People thought they had learned about flooding areas when Katrina hit New Orleans back in 2006.
But in 2012 things did not turn out as expected: Hurricane Isaac pushed a surge that raised lake levels up to 9 feet high, rain water had nowhere to drain and the streets and houses god flooded instantly. The population was expecting something different, but climate change had something else in mind.
Climate change is beginning to affect that lives of Americans and other peoples who live their lives close to the sea. With every year it becomes a more pressing matter and weather scientists are struggling to raise awareness about its consequences.
One of the studies that stands out was conducted by climate scientist James Hansen and colleagues.
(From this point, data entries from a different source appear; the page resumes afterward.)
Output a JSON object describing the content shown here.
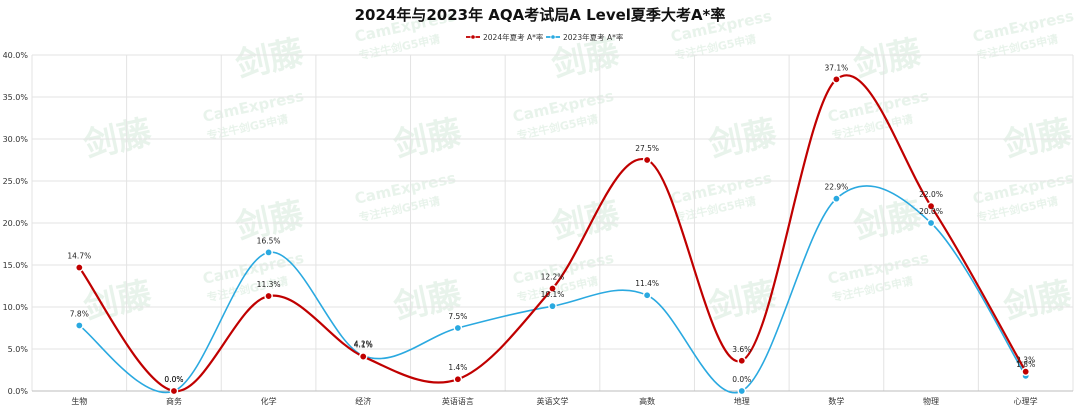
{
  "colors": {
    "s2024": "#c00000",
    "s2023": "#2aa9e0",
    "grid": "#e3e3e3",
    "watermark": "#e6f2e9"
  },
  "watermark": {
    "logo": "剑藤",
    "brand": "CamExpress",
    "slogan": "专注牛剑G5申请"
  },
  "chart_data": {
    "type": "line",
    "smooth": true,
    "title": "2024年与2023年 AQA考试局A Level夏季大考A*率",
    "legend_position": "top-center",
    "grid": true,
    "ylim": [
      0,
      40
    ],
    "yticks": [
      "0.0%",
      "5.0%",
      "10.0%",
      "15.0%",
      "20.0%",
      "25.0%",
      "30.0%",
      "35.0%",
      "40.0%"
    ],
    "categories": [
      "生物",
      "商务",
      "化学",
      "经济",
      "英语语言",
      "英语文学",
      "高数",
      "地理",
      "数学",
      "物理",
      "心理学"
    ],
    "series": [
      {
        "name": "2024年夏考 A*率",
        "color": "#c00000",
        "values": [
          14.7,
          0.0,
          11.3,
          4.1,
          1.4,
          12.2,
          27.5,
          3.6,
          37.1,
          22.0,
          2.3
        ],
        "labels": [
          "14.7%",
          "0.0%",
          "11.3%",
          "4.1%",
          "1.4%",
          "12.2%",
          "27.5%",
          "3.6%",
          "37.1%",
          "22.0%",
          "2.3%"
        ]
      },
      {
        "name": "2023年夏考 A*率",
        "color": "#2aa9e0",
        "values": [
          7.8,
          0.0,
          16.5,
          4.2,
          7.5,
          10.1,
          11.4,
          0.0,
          22.9,
          20.0,
          1.8
        ],
        "labels": [
          "7.8%",
          "0.0%",
          "16.5%",
          "4.2%",
          "7.5%",
          "10.1%",
          "11.4%",
          "0.0%",
          "22.9%",
          "20.0%",
          "1.8%"
        ]
      }
    ]
  }
}
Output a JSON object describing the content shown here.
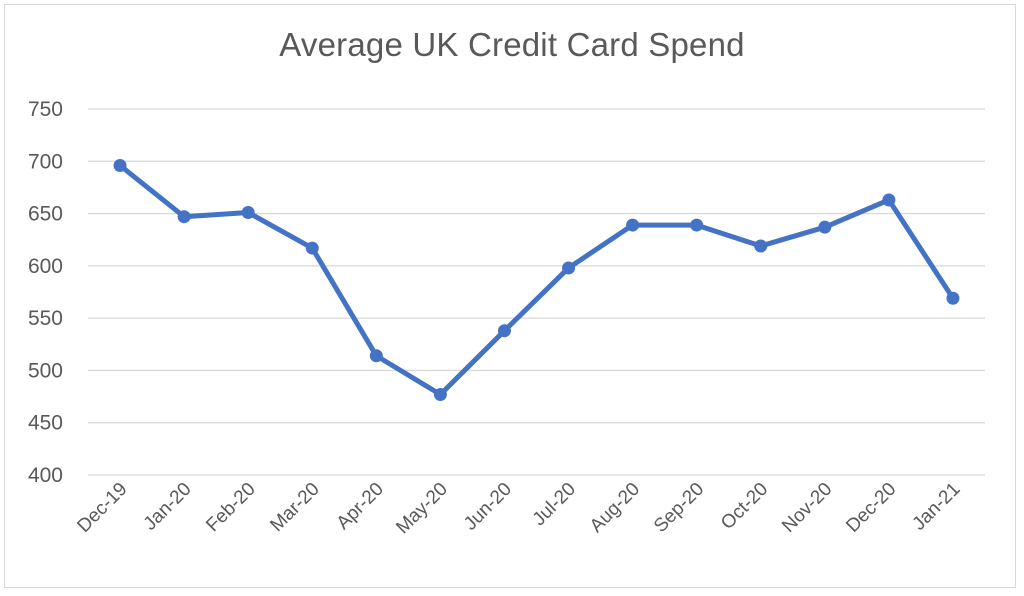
{
  "chart_data": {
    "type": "line",
    "title": "Average UK Credit Card Spend",
    "xlabel": "",
    "ylabel": "",
    "ylim": [
      400,
      750
    ],
    "yticks": [
      400,
      450,
      500,
      550,
      600,
      650,
      700,
      750
    ],
    "grid": true,
    "legend": null,
    "categories": [
      "Dec-19",
      "Jan-20",
      "Feb-20",
      "Mar-20",
      "Apr-20",
      "May-20",
      "Jun-20",
      "Jul-20",
      "Aug-20",
      "Sep-20",
      "Oct-20",
      "Nov-20",
      "Dec-20",
      "Jan-21"
    ],
    "series": [
      {
        "name": "Average UK Credit Card Spend",
        "color": "#4472c4",
        "values": [
          696,
          647,
          651,
          617,
          514,
          477,
          538,
          598,
          639,
          639,
          619,
          637,
          663,
          569
        ]
      }
    ]
  },
  "colors": {
    "line": "#4472c4",
    "grid": "#d9d9d9",
    "text": "#595959",
    "border": "#d9d9d9"
  }
}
According to their findings, sea level will increase drastically even if global temperatures were to slightly increase by 2° Celsius. Hansen and his team have estimated that the sea level could rise quickly within the next century.
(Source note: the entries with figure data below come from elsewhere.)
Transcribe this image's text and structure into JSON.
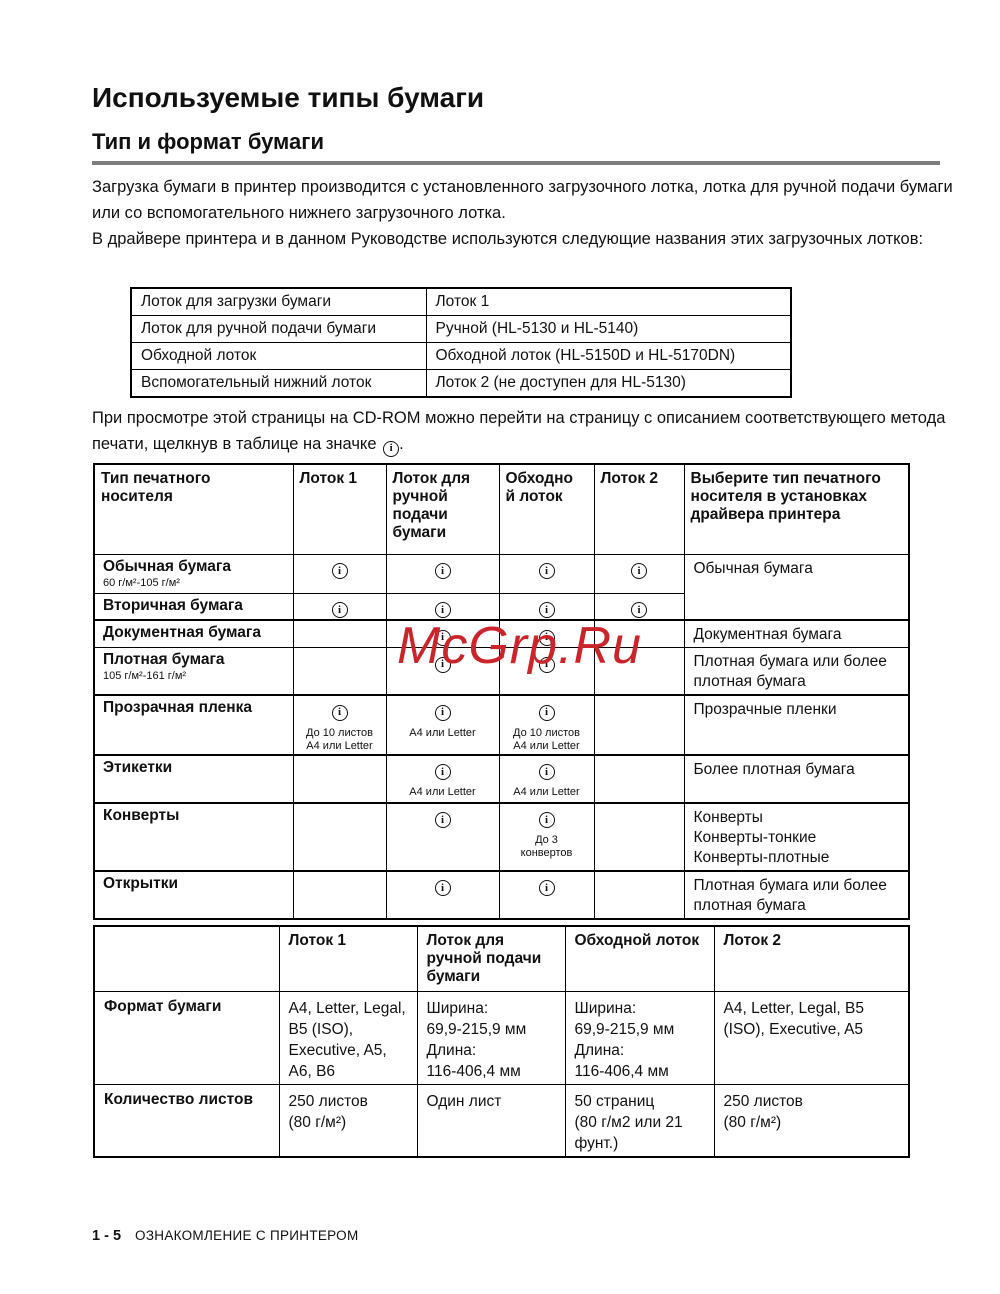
{
  "icons": {
    "info": "i"
  },
  "watermark": {
    "text": "McGrp.Ru",
    "color": "#c9252b"
  },
  "page": {
    "title": "Используемые типы бумаги",
    "subtitle": "Тип и формат бумаги",
    "paragraphs": {
      "p1": "Загрузка бумаги в принтер производится с установленного загрузочного лотка, лотка для ручной подачи бумаги или со вспомогательного нижнего загрузочного лотка.",
      "p2": "В драйвере принтера и в данном Руководстве используются следующие названия этих загрузочных лотков:",
      "p3": "При просмотре этой страницы на CD-ROM можно перейти на страницу с описанием соответствующего метода печати, щелкнув в таблице на значке",
      "p3_suffix": "."
    },
    "footer": {
      "page_number": "1 - 5",
      "section": "ОЗНАКОМЛЕНИЕ С ПРИНТЕРОМ"
    }
  },
  "tray_table": {
    "rows": [
      {
        "label": "Лоток для загрузки бумаги",
        "value": "Лоток 1"
      },
      {
        "label": "Лоток для ручной подачи бумаги",
        "value": "Ручной (HL-5130 и HL-5140)"
      },
      {
        "label": "Обходной лоток",
        "value": "Обходной лоток (HL-5150D и HL-5170DN)"
      },
      {
        "label": "Вспомогательный нижний лоток",
        "value": "Лоток 2 (не доступен для HL-5130)"
      }
    ]
  },
  "media_table": {
    "headers": [
      "Тип печатного носителя",
      "Лоток 1",
      "Лоток для ручной подачи бумаги",
      "Обходно\nй лоток",
      "Лоток 2",
      "Выберите тип печатного носителя в установках драйвера принтера"
    ],
    "rows": [
      {
        "name": "Обычная бумага",
        "sub": "60 г/м²-105 г/м²",
        "trays": [
          {
            "icon": true
          },
          {
            "icon": true
          },
          {
            "icon": true
          },
          {
            "icon": true
          }
        ],
        "driver": "Обычная бумага",
        "driver_rowspan": 2,
        "thick_top": false
      },
      {
        "name": "Вторичная бумага",
        "sub": "",
        "trays": [
          {
            "icon": true
          },
          {
            "icon": true
          },
          {
            "icon": true
          },
          {
            "icon": true
          }
        ],
        "driver": null,
        "thick_top": false
      },
      {
        "name": "Документная бумага",
        "sub": "",
        "trays": [
          null,
          {
            "icon": true
          },
          {
            "icon": true
          },
          null
        ],
        "driver": "Документная бумага",
        "thick_top": true
      },
      {
        "name": "Плотная бумага",
        "sub": "105 г/м²-161 г/м²",
        "trays": [
          null,
          {
            "icon": true
          },
          {
            "icon": true
          },
          null
        ],
        "driver": "Плотная бумага или более плотная бумага",
        "thick_top": false
      },
      {
        "name": "Прозрачная пленка",
        "sub": "",
        "trays": [
          {
            "icon": true,
            "note": "До 10 листов\nА4 или Letter"
          },
          {
            "icon": true,
            "note": "А4 или Letter"
          },
          {
            "icon": true,
            "note": "До 10 листов\nА4 или Letter"
          },
          null
        ],
        "driver": "Прозрачные пленки",
        "thick_top": true
      },
      {
        "name": "Этикетки",
        "sub": "",
        "trays": [
          null,
          {
            "icon": true,
            "note": "А4 или Letter"
          },
          {
            "icon": true,
            "note": "А4 или Letter"
          },
          null
        ],
        "driver": "Более плотная бумага",
        "thick_top": true
      },
      {
        "name": "Конверты",
        "sub": "",
        "trays": [
          null,
          {
            "icon": true
          },
          {
            "icon": true,
            "note": "До 3\nконвертов"
          },
          null
        ],
        "driver": "Конверты\nКонверты-тонкие\nКонверты-плотные",
        "thick_top": true
      },
      {
        "name": "Открытки",
        "sub": "",
        "trays": [
          null,
          {
            "icon": true
          },
          {
            "icon": true
          },
          null
        ],
        "driver": "Плотная бумага или более плотная бумага",
        "thick_top": true
      }
    ]
  },
  "spec_table": {
    "headers": [
      "",
      "Лоток 1",
      "Лоток для ручной подачи бумаги",
      "Обходной лоток",
      "Лоток 2"
    ],
    "rows": [
      {
        "label": "Формат бумаги",
        "cells": [
          "A4, Letter, Legal, B5 (ISO), Executive, A5, A6, B6",
          "Ширина:\n69,9-215,9 мм\nДлина:\n116-406,4 мм",
          "Ширина:\n69,9-215,9 мм\nДлина:\n116-406,4 мм",
          "A4, Letter, Legal, B5 (ISO), Executive, A5"
        ]
      },
      {
        "label": "Количество листов",
        "cells": [
          "250 листов\n(80 г/м²)",
          "Один лист",
          "50 страниц\n(80 г/м2 или 21 фунт.)",
          "250 листов\n(80 г/м²)"
        ]
      }
    ]
  }
}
While Hansen’s research abides the standards of climate research, many scientists disagree with how much the sea level would rise. Hansen’s study does not tackle short-term climate fluctuations.
For example, the El Niño phenomenon is completely overlooked and taking it into account might affect calculations related to temperature fluctuation during the years.
Yet the field is also known for being ambiguous to a certain degree, mostly because opinions are so diversified. Some scientists claim that global warming is a major issue that needs to be dealt with as soon as possible, while others cling to the idea that it is a problem that needs to be dealt with in due time. The rest is ultimately decided by public opinion.
On a more pragmatic tone, another article was published in Nature and it does accurately point out the difficulties that Americans will be facing due to climate change. Coastal regions are in great danger of being flooded due to the secondary effects of climate change such as increased precipitations and storm surges.
If sea levels continue to rise and Hansen’s study proves accurate, 40% of the United States’ population is in danger of having to face more and more hazards every year, the New Orleans incident being only one of many more to come.
Should this threat prove to be as dangerous as suspected, governments need to act quickly. There should be no matters more urgent than ensuring the safety of the population.